Wood Jr: Stuart Scott was the first black man I saw on TV that talked the way that me and my friends talked around the high school table. For me, I said before, there were like four journalists that really influenced me on what I was trying to do early on. It was Stuart Scott, it was Fred Hickman from CNN. There’s something very astute about Fred Hickman but there was a snark about him, he was having fun. He didn’t have a stick up his ass and he was definitely you know, having fun with that. Jeanne Moos who was at CNN Headline News at the time did a lot of offbeat stories and she used to make me laugh. I loved her. Then there was a guy Van Earl Wright, who did sports on CNN Headline. The way he just did his VO reads was just magical. He would put all of these crazy intimations and inflections on syllables and he could pronounce a word and would add emphasis on a weird syllable in the word, which got your attention. So it’s a trick that I stole comedically decades later on stage. When I started figuring out, sometimes you can have a phrase, that’s not the phrase, but the cadence, the pacing of it, and how you hit the inflections of the syllables can add something and get people’s attention. Journalistically speaking, I wanted to do what everybody else has been doing but I need to figure out a way to do it differently and to me, those four people were very much the pinnacle.

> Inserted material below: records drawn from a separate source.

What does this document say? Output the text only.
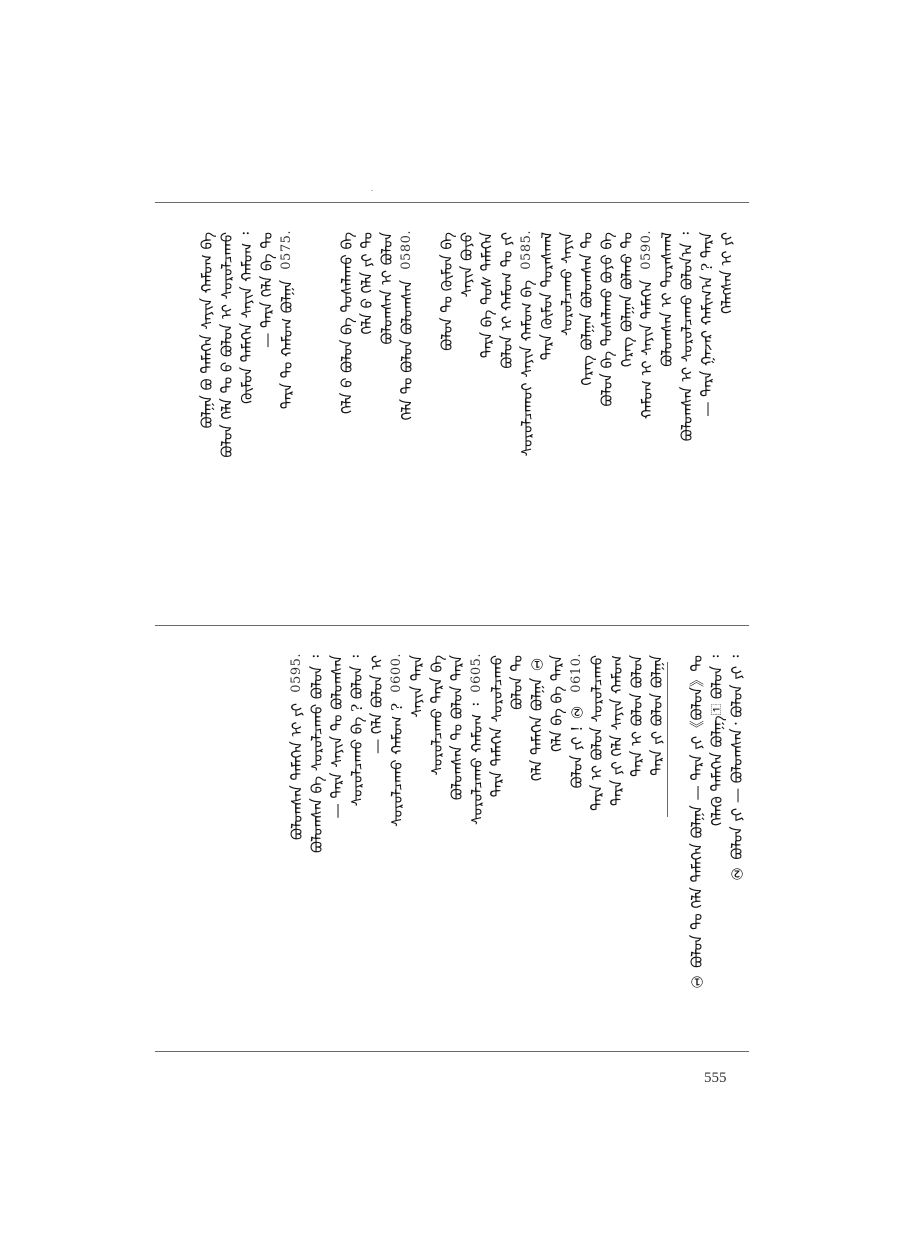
ᠬᠡᠯᠡᠭᠰᠡᠨ ᠢ ᠶᠢ
— ᠲᠡᠷᠡ ᠭᠠᠵᠠᠷ ᠬᠠᠮᠢᠭ᠎ᠠ ? ᠲᠡᠷᠡ
ᠪᠣᠯᠣᠭᠰᠠᠨ ᠢ ᠰᠤᠷᠤᠯᠴᠠᠬᠤ ᠪᠣᠯᠣᠨ᠎ᠠ ᠄
ᠪᠣᠯᠣᠭᠰᠠᠨ ᠢ ᠳᠤᠷᠠᠰᠬᠠᠯ
ᠬᠠᠮᠤᠭ ᠢ ᠰᠠᠶᠢᠨ ᠲᠡᠮᠡᠭᠡᠨ
0590.
ᠬᠡᠷᠡᠭ ᠪᠣᠯᠭᠠᠨ ᠪᠣᠯᠬᠤ ᠲᠤ
ᠪᠣᠯᠣᠨ ᠪᠠ ᠲᠤᠰᠠᠯᠠᠬᠤ ᠪᠤᠶᠤ ᠪᠡ
ᠬᠡᠷᠡᠭ ᠪᠣᠯᠭᠠᠨ ᠪᠣᠯᠣᠭᠰᠠᠨ ᠲᠤ
ᠰᠤᠷᠤᠯᠴᠠᠬᠤ ᠰᠠᠶᠢᠨ
ᠲᠡᠷᠡ ᠬᠦᠮᠦᠨ ᠳᠤᠷᠠᠰᠬᠠᠯ
ᠰᠤᠷᠤᠯᠴᠠᠬᠤᠢ ᠰᠠᠶᠢᠨ ᠬᠠᠮᠤᠭ ᠪᠡ
0585.
ᠪᠣᠯᠣᠨ ᠢ ᠬᠠᠮᠤᠭ ᠲᠤ ᠶᠢ
ᠲᠡᠷᠡ ᠪᠠ ᠲᠤᠰ ᠲᠡᠮᠡᠭᠡᠨ
ᠰᠠᠶᠢᠨ ᠪᠤᠶᠤ
ᠪᠣᠯᠣᠨ ᠲᠤ ᠬᠦᠮᠦᠨ ᠪᠡ
ᠬᠡᠯᠡ ᠲᠤ ᠪᠣᠯᠣᠨ ᠪᠣᠯᠣᠭᠰᠠᠨ
0580.
ᠪᠣᠯᠣᠭᠰᠠᠨ ᠢ ᠪᠣᠯᠣᠨ
ᠬᠡᠯᠡ ᠪ ᠬᠡᠯᠡ ᠶᠢ ᠲᠤ
ᠬᠡᠯᠡ ᠪ ᠪᠣᠯᠣᠨ ᠪᠠ ᠲᠤᠰᠠᠯᠠᠬᠤ ᠪᠠ
ᠲᠡᠷᠡ ᠲᠤ ᠬᠠᠮᠤᠭ ᠪᠣᠯᠭᠠ
0575.
— ᠲᠡᠷᠡ ᠬᠡᠯᠡ ᠪᠠ ᠲᠤ
ᠬᠦᠮᠦᠨ ᠲᠡᠮᠡᠭᠡᠨ ᠰᠠᠶᠢᠨ ᠬᠠᠮᠤᠭ ᠄
ᠪᠣᠯᠣᠨ ᠬᠡᠯᠡ ᠲᠤ ᠪ ᠪᠣᠯᠣᠨ ᠢ ᠰᠤᠷᠤᠯᠴᠠᠬᠤ
ᠪᠣᠯᠭᠠ ᠪᠤ ᠲᠡᠮᠡᠭᠡᠨ ᠰᠠᠶᠢᠨ ᠬᠠᠮᠤᠭ ᠪᠡ
② ᠪᠣᠯᠣᠨ ᠶᠢ — ᠪᠣᠯᠣᠭᠰᠠᠨ᠂ ᠪᠣᠯᠣᠨ ᠶᠢ ᠄
ᠬᠡᠯᠡᠬᠦ ᠲᠡᠮᠡᠭᠡᠨ ᠪᠣᠯᠭᠠ᠋᠋ ᠪᠣᠯᠣᠨ ᠄
① ᠪᠣᠯᠣᠨ ᠲᠤ ᠬᠡᠯᠡ ᠲᠡᠮᠡᠭᠡᠨ ᠪᠣᠯᠭᠠ — ᠲᠡᠷᠡ ᠶᠢ《ᠪᠣᠯᠣᠨ》ᠲᠤ
ᠲᠡᠷᠡ ᠶᠢ ᠪᠣᠯᠣᠨ ᠪᠣᠯᠭᠠ
ᠲᠡᠷᠡ ᠢ ᠪᠣᠯᠣᠨ ᠪᠣᠯᠣᠨ
ᠲᠡᠷᠡ ᠶᠢ ᠬᠡᠯᠡ ᠰᠠᠶᠢᠨ ᠬᠠᠮᠤᠭ
ᠲᠡᠷᠡ ᠢ ᠪᠣᠯᠣᠨ ᠰᠤᠷᠤᠯᠴᠠᠬᠤ
ᠪᠣᠯᠣᠨ ᠶᠢ ! ②
0610.
ᠬᠡᠯᠡ ᠪᠠ ᠪᠡ ᠲᠡᠷᠡ
ᠬᠡᠯᠡ ᠲᠡᠮᠡᠭᠡᠨ ᠪᠣᠯᠭᠠ ①
ᠪᠣᠯᠣᠨ ᠲᠤ
ᠲᠡᠷᠡ ᠲᠡᠮᠡᠭᠡᠨ ᠰᠤᠷᠤᠯᠴᠠᠬᠤ
ᠰᠤᠷᠤᠯᠴᠠᠬᠤ ᠬᠠᠮᠤᠭ ᠄
0605.
ᠪᠣᠯᠣᠭᠰᠠᠨ ᠲᠤ ᠪᠣᠯᠣᠨ ᠲᠡᠷᠡ
ᠰᠤᠷᠤᠯᠴᠠᠬᠤ ᠲᠡᠷᠡ ᠪᠠ
ᠰᠠᠶᠢᠨ ᠲᠡᠷᠡ
ᠰᠤᠷᠤᠯᠴᠠᠬᠤ ᠬᠠᠮᠤᠭ ?
0600.
— ᠬᠡᠯᠡ ᠪᠣᠯᠣᠨ ᠢ
ᠰᠤᠷᠤᠯᠴᠠᠬᠤ ᠪᠠ ? ᠪᠣᠯᠣᠨ ᠄
— ᠲᠡᠷᠡ ᠰᠠᠶᠢᠨ ᠲᠤ ᠪᠣᠯᠣᠭᠰᠠᠨ
ᠪᠣᠯᠣᠭᠰᠠᠨ ᠪᠡ ᠰᠤᠷᠤᠯᠴᠠᠬᠤ ᠪᠣᠯᠣᠨ ᠄
ᠪᠣᠯᠣᠭᠰᠠᠨ ᠲᠡᠮᠡᠭᠡᠨ ᠢ ᠶᠢ
0595.
555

Grove: How was it being in the lunchroom when you’re developing your comedic voice, as well as studying broadcast journalism?

Wood Jr: Becoming a comedian and a journalist at the same time didn’t get me a lot of allies in the classroom from professors. Where I am now, believe it or not, I wasn’t much of a class clown. I was very introverted. I started with people that I had the most intimate relationships with, which is basically my neighborhood and my baseball teammates. I was so focused on going to this class and graduating, that I didn’t really play around a lot. I had professors that were supportive and saw what I was trying to do but then there were also professors that wanted me to remain straight-laced and appropriate, like a traditional journalist. It’s weird. How can I put it? It’s weird when you’re inspired by Stuart Scott but some of your professors want you to be Ed Bradley.

Grove: Would you say that’s a part of the Black respectability that sometimes happens in those spaces? 

Wood Jr: Correct. I just think in college in general that there’s two types of professors. There are the ones who give you the tools and the space to figure out how to use the tools and what to do with those journalistic tools. Then there are those that give you the tools and tell you exactly how you should be using.m Eventually, you get old enough to realize that you have to do it your way because the landscape changes too much.

Grove: Why has audio content such as radio and podcasting been so important for you as creator?

Wood Jr: The podcast world is important because for the people that are into podcasting, they are willing to look at the nuance. Podcasts are a great form of media because the nuance is not ruined. There’s no sensationalized headlines, there’s no crazy footage to go with anything. I will put it right up there with print journalism, as being very important….

Rashad Grove is a freelance journalist, media consultant, content creator, and T.V. host based in Princeton N.J.